This post originally appeared on CSRWire.com
The world is changing rapidly and new demands face business leaders to deal with the planet and environment more sustainably, to deal with the numerous societies their organisations operate in more equitably and with greater cultural understanding, and to be more open, transparent and responsible with respect to their stakeholders. Recent events such as the credit and banking crisis alongside a seemingly regular stream of corporate scandals have led to renewed debate as to the legitimate nature and purpose of business in society. However It is also important to recognise that business represents the predominant productive resource of the economy providing financial and human resources, infrastructure, innovation and technology: thus sustainable development cannot be achieved without the support of business.
Many are now calling for a new approach from the people who manage and run businesses away from the profit orientated exploitative business practices of the past, towards a new model of ‘responsible management’. Accordingly attention has turned to whether current management education is adequate to equip and develop future leaders with the requisite skills to meet changing business and societal demands. This, coupled with the fact that business school education continues to grow in popularity amongst both undergraduate and postgraduate students, has put pressure on higher education institutions to ensure that graduates leave with the skills, knowledge and values associated with responsible management.
As business re-examines its role in society, business schools must also examine their contribution and thus the range and depth of responsible management topics within the teaching curricula. Despite much research activity in topics such as business ethics and corporate social responsibility and increasing interest in responsible management education driven by initiatives such as the United Nations Principles for Responsible Management Education (UN PRME), holistic integration of such issues into undergraduate business school curricula remains rare. This is why many business schools are undertaking programmes to realign their curriculum, research and engagement activities around the core concept of responsible management and increase the range and depth of responsible management topics.
My own developing contribution to this agenda is the Responsible Management Curriculum Tree, a conceptual framework which seeks to set out a blueprint for business school curriculum design that integrates learning, teaching and assessment strategies that engage students of all disciplines with the PRME and responsible management agenda. The framework is built on the premise that sustainability and responsible management topics can function to build a bridge across disciplines and integrate the business curriculum as a whole by promoting holistic understanding and systemic thinking. The curriculum tree seeks to operationalise and embed the PRME and UN Global Compact principles into undergraduate business curricula as it is at this level that student numbers are increasing rapidly and thus a greater number of students may be reached than at postgraduate level.
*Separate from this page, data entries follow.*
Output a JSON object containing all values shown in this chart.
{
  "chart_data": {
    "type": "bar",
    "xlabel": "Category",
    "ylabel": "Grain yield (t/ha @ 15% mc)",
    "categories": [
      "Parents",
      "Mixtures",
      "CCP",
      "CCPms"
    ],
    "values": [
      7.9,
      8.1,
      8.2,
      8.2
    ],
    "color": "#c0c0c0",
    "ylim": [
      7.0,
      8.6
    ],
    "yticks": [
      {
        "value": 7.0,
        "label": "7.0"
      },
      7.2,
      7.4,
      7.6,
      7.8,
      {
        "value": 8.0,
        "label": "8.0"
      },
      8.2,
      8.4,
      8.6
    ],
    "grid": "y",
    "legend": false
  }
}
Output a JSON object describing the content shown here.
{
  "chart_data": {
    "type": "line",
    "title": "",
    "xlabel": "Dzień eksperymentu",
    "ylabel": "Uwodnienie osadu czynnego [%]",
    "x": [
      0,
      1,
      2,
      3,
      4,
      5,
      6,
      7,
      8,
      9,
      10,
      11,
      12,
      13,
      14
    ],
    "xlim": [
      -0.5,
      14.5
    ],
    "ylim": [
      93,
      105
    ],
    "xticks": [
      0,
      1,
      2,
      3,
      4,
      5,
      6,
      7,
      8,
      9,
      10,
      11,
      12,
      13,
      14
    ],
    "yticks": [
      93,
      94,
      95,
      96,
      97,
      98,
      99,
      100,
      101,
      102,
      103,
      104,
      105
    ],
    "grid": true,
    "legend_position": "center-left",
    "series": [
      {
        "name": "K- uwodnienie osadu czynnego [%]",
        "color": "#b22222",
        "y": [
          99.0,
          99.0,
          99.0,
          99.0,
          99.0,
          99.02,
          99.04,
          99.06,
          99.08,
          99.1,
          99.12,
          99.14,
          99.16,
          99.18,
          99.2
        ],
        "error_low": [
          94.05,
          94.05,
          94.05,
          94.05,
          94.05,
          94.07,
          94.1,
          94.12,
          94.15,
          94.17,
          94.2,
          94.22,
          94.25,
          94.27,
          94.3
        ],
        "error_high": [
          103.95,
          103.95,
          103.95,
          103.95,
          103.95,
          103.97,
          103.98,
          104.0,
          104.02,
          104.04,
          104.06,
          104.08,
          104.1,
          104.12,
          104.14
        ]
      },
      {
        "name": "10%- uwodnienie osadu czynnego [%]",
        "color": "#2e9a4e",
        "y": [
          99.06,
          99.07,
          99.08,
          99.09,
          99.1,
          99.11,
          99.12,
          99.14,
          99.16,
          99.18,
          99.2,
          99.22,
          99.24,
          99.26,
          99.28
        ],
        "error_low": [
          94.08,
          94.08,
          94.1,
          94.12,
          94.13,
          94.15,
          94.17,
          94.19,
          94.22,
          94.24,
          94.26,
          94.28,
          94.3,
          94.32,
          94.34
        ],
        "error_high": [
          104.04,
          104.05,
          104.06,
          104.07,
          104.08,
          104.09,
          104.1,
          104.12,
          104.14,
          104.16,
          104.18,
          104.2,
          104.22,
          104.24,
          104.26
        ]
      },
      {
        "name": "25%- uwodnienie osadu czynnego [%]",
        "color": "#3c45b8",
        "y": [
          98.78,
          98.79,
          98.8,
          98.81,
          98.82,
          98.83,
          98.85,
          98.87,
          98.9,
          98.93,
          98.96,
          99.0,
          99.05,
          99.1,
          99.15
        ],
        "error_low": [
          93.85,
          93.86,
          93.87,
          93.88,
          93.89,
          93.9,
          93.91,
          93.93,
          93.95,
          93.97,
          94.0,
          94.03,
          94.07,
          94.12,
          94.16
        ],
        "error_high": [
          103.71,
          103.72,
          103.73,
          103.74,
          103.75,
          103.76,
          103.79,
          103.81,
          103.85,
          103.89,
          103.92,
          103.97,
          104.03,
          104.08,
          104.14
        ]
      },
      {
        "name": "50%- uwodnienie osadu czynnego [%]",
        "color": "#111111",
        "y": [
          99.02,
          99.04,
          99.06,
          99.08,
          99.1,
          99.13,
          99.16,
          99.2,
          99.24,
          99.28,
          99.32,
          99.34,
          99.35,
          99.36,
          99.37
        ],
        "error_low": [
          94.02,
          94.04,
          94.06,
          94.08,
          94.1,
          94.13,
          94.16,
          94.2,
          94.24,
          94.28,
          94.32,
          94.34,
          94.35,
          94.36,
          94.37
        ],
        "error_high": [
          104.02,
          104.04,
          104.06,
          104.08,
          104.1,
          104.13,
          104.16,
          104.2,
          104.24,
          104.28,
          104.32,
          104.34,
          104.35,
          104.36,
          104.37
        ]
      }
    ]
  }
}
The key to the framework is that it seeks to integrate with and complement existing curriculum structures that have evolved within business schools over many years. The analogy of the tree is useful and it provides multiple metaphor for explaining the relationships between business and society, whilst allowing for the articulation of core concepts and addressing discipline specific issues.
The framework is broken down into four main levels which represent elements of the tree: the Roots, Trunk, Branches and Leaves. The roots of the curriculum tree represent grounding, impact, history and connectivity. It is here that the role of business in society can be articulated and critiqued. Here the dominant shareholder value perspective held by many students arriving in the business school is challenged. They are exposed to a range of different perspectives and encouraged to think critically about the relationship between business and society. Here the prevailing context is why business exists, as well as why are the challenges that society faces relevant to business and the role of business in creating, but also solving these problems.
The Trunk represents core concepts, strength, dependability and theory. Here the principles and norms of business can be examined and critiqued. The focus is on what business does, how it operates, the functional hard and soft skills that managers and leaders require day to day. Students are challenged to articulate what responsible management looks like across a range of business and management job roles, functions and departments. For example, what is the role of the Human Resources Department of an organisation from a responsible management perspective?
The branches of the tree allow for range and breadth, the exploration of multiple pathways, and discipline specific issues. Here the focus may be on how do, and how should business disciplines and functions deal with responsible management. For example, how are material sustainability risks identified, examined and addressed in business Strategy or Operations. Students are challenged to design strategic responses to a range of sustainability and societal challenges.
Finally the leaves of the tree represent innovation, new opportunity and future developments. Here the focus is on where are the opportunities for business and where will business sit in relation to society in the future. Students can be challenged to imagine new business models for sustainable development, responsible innovation pathways and social business.
I am not suggesting that this concept is perfect and can solve the problem of integrating sustainability issues into business school programmes, and it represents a work in progress, however we desperately need innovative solutions and new approaches to inspire a new generation of business leaders to solve some of the problems that current and past generations have left for them.